“What’s the use? I can’t dine,” he uttered argumentatively. “I’m not going to change a note, and I won’t dine. I’ve no Club. There’s not a fellow I can see who’ll ask me to dine. I’ll lounge along home. There is some Sherry there.”
But Algernon bore vividly in mind that he did not approve of that Sherry.
“I’ve heard of fellows frying sausages at home, and living on something like two shillings a day,” he remarked in meditation; and then it struck him that Mrs. Lovell’s parcel of returned jewels lay in one of his drawers at home—that is, if the laundress had left the parcel untouched.
In an agony of alarm, he called a cab, and drove hotly to the Temple. Finding the packet safe, he put a couple of rings and the necklace with the opal in his waistcoat pocket. The cabman must be paid, of course; so a jewel must be pawned. Which shall it be? diamond or opal? Change a dozen times and let it be the trinket in the right hand—the opal; let it be the opal. How much would the opal fetch? The pawnbroker can best inform us upon that point. So he drove to the pawnbroker; one whom he knew. The pawnbroker offered him five-and-twenty pounds on the security of the opal.

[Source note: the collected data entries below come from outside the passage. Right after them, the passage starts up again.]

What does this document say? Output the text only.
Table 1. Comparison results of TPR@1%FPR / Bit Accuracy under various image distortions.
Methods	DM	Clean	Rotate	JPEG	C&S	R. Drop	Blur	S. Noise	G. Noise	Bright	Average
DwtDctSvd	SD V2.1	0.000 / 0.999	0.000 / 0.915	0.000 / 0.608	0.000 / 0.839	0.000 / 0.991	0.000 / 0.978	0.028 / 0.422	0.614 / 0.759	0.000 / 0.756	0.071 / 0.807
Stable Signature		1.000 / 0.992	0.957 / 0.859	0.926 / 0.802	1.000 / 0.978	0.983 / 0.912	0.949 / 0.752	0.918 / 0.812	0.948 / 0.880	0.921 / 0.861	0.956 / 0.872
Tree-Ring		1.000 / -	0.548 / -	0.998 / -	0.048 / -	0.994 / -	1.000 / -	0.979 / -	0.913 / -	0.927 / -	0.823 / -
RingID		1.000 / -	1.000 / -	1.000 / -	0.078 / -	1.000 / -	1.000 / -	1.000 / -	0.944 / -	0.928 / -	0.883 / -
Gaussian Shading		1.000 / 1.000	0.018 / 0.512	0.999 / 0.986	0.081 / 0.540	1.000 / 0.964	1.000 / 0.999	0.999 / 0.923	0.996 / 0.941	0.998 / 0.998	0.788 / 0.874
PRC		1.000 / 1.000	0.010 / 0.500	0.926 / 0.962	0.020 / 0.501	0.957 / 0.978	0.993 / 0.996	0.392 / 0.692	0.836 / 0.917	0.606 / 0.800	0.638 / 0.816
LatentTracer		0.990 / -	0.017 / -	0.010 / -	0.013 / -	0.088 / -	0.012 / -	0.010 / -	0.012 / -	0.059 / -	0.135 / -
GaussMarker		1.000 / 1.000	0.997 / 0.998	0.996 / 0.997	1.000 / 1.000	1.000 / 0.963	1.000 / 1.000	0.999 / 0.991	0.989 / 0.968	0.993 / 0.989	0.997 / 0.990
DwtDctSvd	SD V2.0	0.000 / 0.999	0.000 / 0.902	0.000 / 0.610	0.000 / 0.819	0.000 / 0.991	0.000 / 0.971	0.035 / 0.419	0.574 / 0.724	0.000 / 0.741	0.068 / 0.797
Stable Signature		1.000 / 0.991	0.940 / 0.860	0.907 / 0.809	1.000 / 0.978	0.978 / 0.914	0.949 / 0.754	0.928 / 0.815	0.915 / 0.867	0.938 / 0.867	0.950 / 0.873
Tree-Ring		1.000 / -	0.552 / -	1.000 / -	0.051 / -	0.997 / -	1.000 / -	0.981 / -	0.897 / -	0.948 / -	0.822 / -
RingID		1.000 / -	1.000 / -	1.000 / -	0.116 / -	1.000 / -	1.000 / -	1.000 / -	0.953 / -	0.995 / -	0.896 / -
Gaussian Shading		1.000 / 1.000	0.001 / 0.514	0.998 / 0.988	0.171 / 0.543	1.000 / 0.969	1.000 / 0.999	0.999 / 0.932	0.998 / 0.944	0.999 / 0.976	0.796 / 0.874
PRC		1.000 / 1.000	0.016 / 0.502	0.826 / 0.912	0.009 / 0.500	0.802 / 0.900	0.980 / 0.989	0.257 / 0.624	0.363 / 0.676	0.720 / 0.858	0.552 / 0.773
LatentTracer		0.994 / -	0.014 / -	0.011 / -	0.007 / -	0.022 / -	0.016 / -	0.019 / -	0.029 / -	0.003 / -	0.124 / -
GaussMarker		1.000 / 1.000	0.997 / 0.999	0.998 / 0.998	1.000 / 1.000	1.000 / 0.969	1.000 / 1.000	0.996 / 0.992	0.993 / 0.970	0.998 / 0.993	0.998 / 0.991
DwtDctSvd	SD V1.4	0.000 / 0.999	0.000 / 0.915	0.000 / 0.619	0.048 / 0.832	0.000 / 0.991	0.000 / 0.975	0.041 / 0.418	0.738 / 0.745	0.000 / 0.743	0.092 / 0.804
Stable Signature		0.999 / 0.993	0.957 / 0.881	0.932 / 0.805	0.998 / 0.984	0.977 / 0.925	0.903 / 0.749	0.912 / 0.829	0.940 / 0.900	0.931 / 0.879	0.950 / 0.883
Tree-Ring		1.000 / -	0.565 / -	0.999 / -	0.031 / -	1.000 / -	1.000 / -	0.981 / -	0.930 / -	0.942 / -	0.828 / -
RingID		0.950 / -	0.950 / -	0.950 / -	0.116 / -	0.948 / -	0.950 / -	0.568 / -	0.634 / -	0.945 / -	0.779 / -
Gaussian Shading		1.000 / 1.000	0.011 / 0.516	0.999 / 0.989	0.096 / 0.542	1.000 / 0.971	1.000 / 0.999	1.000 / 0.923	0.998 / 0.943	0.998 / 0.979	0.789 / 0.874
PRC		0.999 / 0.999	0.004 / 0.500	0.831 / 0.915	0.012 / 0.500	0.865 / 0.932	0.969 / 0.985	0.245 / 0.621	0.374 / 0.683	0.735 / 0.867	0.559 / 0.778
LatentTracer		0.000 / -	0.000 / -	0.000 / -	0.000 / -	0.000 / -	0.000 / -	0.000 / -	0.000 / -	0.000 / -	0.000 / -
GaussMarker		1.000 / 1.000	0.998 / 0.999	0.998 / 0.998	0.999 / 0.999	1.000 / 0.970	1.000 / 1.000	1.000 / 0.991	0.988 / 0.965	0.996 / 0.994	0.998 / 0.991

“What on earth is it that people think disgraceful in your entering a pawnbroker’s shop?” Algernon asked himself when, taking his ticket and the five-and-twenty pounds, he repelled the stare of a man behind a neighbouring partition.
“There are not many of that sort in the kingdom,” he said to the pawnbroker, who was loftily fondling the unlucky opal.
“Well—h’m; perhaps there’s not;” the pawnbroker was ready to admit it, now that the arrangement had been settled.
“I shan’t be able to let you keep it long.”
“As quick back as you like, sir.”
Algernon noticed as he turned away that the man behind the partition, who had more the look of a dapper young shopman than of a needy petitioner for loans or securities, stretched over the counter to look at the opal; and he certainly heard his name pronounced. It enraged him; but policy counselled a quiet behaviour in this place, and no quarrelling with his pawnbroker. Besides, his whole nature cried out for dinner. He dined and had his wine; as good, he ventured to assert, as any man could get for the money; for he knew the hotels with the venerable cellars.
“I should have made a first-rate courier to a millionaire,” he said, with scornful candour, but without abusing the disposition of things which had ordered his being a gentleman. Subsequently, from his having sat so long over his wine without moving a leg, he indulged in the belief that he had reflected profoundly; out of which depths he started, very much like a man who has dozed, and felt a discomfort in his limbs and head.
“I must forget myself,” he said. Nor was any grave mentor by, to assure him that his tragic state was the issue of an evil digestion of his dinner and wine. “I must forget myself. I’m under some doom. I see it now. Nobody cares for me. I don’t know what happiness is. I was born under a bad star. My fate’s written.” Following his youthful wisdom, this wounded hart dragged his slow limbs toward the halls of brandy and song.